If you love to frequent the outdoors, you’re going to want to learn about poison ivy—specifically how to identify it, where you can find it, what the rash looks like, how to treat it, and how to dispose of the plant. In this helpful video, Cottage Coach Adam Holman tells you everything you need to know in order to prevent you from getting a nasty rash.

When poison ivy blisters pop does it spread?

The simple answer is no. In order for the rash to spread, your skin must come into contact with the sap, also known as urushiol oil, from the plant. If the oil has not been removed from surfaces that you then touch, it can trigger an allergic reaction.

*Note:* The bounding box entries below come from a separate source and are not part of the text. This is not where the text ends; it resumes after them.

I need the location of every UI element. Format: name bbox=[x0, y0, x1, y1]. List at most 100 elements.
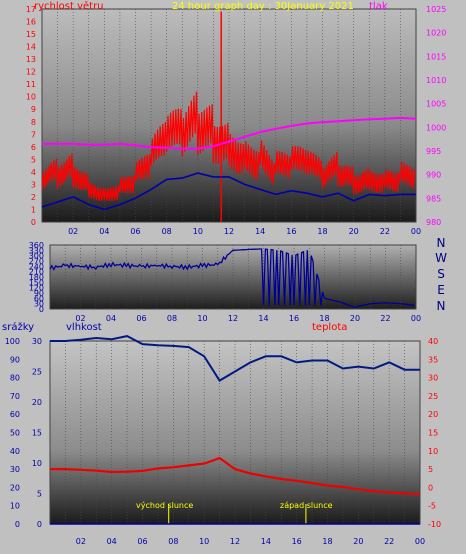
x-tick: 08 bbox=[168, 537, 178, 546]
wind-y-tick: 15 bbox=[26, 30, 36, 39]
x-tick: 16 bbox=[286, 227, 296, 236]
direction-y-tick: 150 bbox=[29, 278, 44, 287]
wind-speed-axis-label: rychlost větru bbox=[34, 0, 104, 12]
precip-y-tick: 70 bbox=[10, 392, 20, 401]
humidity-y-tick: 30 bbox=[32, 337, 42, 346]
pressure-y-tick: 990 bbox=[426, 171, 441, 180]
x-tick: 20 bbox=[349, 227, 359, 236]
x-tick: 16 bbox=[289, 314, 299, 323]
direction-y-tick: 360 bbox=[29, 241, 44, 250]
wind-avg-line bbox=[41, 172, 416, 211]
direction-y-tick: 180 bbox=[29, 273, 44, 282]
x-tick: 02 bbox=[76, 537, 86, 546]
precip-y-tick: 80 bbox=[10, 374, 20, 383]
x-tick: 16 bbox=[292, 537, 302, 546]
pressure-y-tick: 1010 bbox=[426, 76, 446, 85]
x-tick: 02 bbox=[68, 227, 78, 236]
temperature-line bbox=[50, 456, 421, 496]
precip-y-tick: 40 bbox=[10, 447, 20, 456]
x-tick: 04 bbox=[107, 537, 117, 546]
x-tick: 12 bbox=[228, 314, 238, 323]
x-tick: 08 bbox=[167, 314, 177, 323]
x-tick: 06 bbox=[130, 227, 140, 236]
x-tick: 06 bbox=[137, 537, 147, 546]
x-tick: 06 bbox=[136, 314, 146, 323]
temp-axes: 0102030405060708090100051015202530-10-50… bbox=[5, 337, 441, 546]
x-tick: 00 bbox=[411, 227, 421, 236]
temperature-axis-label: teplota bbox=[312, 322, 347, 333]
wind-y-tick: 11 bbox=[26, 80, 36, 89]
x-tick: 04 bbox=[99, 227, 109, 236]
direction-plot bbox=[49, 248, 415, 308]
wind-speed-line bbox=[41, 91, 416, 201]
wind-y-tick: 2 bbox=[31, 193, 36, 202]
wind-y-tick: 6 bbox=[31, 143, 36, 152]
wind-y-tick: 8 bbox=[31, 118, 36, 127]
wind-plot bbox=[41, 11, 417, 222]
sunrise-label: východ slunce bbox=[136, 501, 193, 510]
pressure-y-tick: 1005 bbox=[426, 100, 446, 109]
humidity-y-tick: 5 bbox=[37, 490, 42, 499]
precip-y-tick: 0 bbox=[15, 520, 20, 529]
humidity-line bbox=[50, 335, 420, 382]
x-tick: 22 bbox=[380, 314, 390, 323]
wind-direction-line bbox=[49, 248, 415, 308]
compass-label: N bbox=[437, 236, 446, 250]
direction-y-tick: 60 bbox=[34, 294, 44, 303]
wind-y-tick: 1 bbox=[31, 205, 36, 214]
pressure-y-tick: 985 bbox=[426, 194, 441, 203]
wind-y-tick: 7 bbox=[31, 130, 36, 139]
precip-y-tick: 20 bbox=[10, 483, 20, 492]
wind-y-tick: 3 bbox=[31, 180, 36, 189]
precipitation-axis-label: srážky bbox=[2, 321, 34, 333]
x-tick: 04 bbox=[106, 314, 116, 323]
x-tick: 14 bbox=[255, 227, 265, 236]
direction-panel bbox=[49, 244, 417, 310]
temperature-y-tick: -10 bbox=[428, 520, 441, 529]
humidity-y-tick: 20 bbox=[32, 398, 42, 407]
direction-y-tick: 30 bbox=[34, 300, 44, 309]
x-tick: 10 bbox=[193, 227, 203, 236]
wind-y-tick: 14 bbox=[26, 43, 36, 52]
temperature-y-tick: 20 bbox=[428, 410, 438, 419]
compass-label: E bbox=[437, 283, 445, 297]
direction-y-tick: 210 bbox=[29, 268, 44, 277]
wind-y-tick: 17 bbox=[26, 5, 36, 14]
precip-y-tick: 50 bbox=[10, 429, 20, 438]
direction-y-tick: 0 bbox=[39, 305, 44, 314]
wind-y-tick: 5 bbox=[31, 155, 36, 164]
precip-y-tick: 10 bbox=[10, 502, 20, 511]
pressure-axis-label: tlak bbox=[369, 1, 388, 12]
temp-grid bbox=[49, 341, 421, 524]
wind-y-tick: 9 bbox=[31, 105, 36, 114]
wind-y-tick: 0 bbox=[31, 218, 36, 227]
direction-y-tick: 330 bbox=[29, 246, 44, 255]
x-tick: 20 bbox=[353, 537, 363, 546]
precip-y-tick: 90 bbox=[10, 355, 20, 364]
temperature-y-tick: -5 bbox=[428, 502, 436, 511]
humidity-y-tick: 15 bbox=[32, 429, 42, 438]
temperature-y-tick: 25 bbox=[428, 392, 438, 401]
chart-title: 24 hour graph day : 30January 2021 bbox=[172, 1, 354, 12]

Are there any environmentally friendly ways of getting rid of poison ivy near a shoreline?

Poison ivy is so toxic and pernicious once established that you shouldn’t try burning, cutting, pulling, or digging it out. Learn how to get rid of poison ivy safely.

What does poison ivy look like?

The poison ivy plant has three leaves, the middle being longer than the two outside leaves. According to Health Canada, they appear reddish in colour in the spring before turning green in the summer, and eventually different shades of yellow, orange and red in autumn. As you will learn in the video, the leaves and stalks can vary in size.

Can poison ivy spread from person to person?

Yes, if a person has sap on them and another person then comes into contact with the sap. It can also attach itself to clothing and other items, and if you subsequently touch those items it can spread. You’ll want to wash affected clothing separate from uncontaminated clothing. The Quebec government advises using hot water and soap when washing, and to do so several times. When handling the clothes you should wear rubber gloves to prevent contamination and further spread.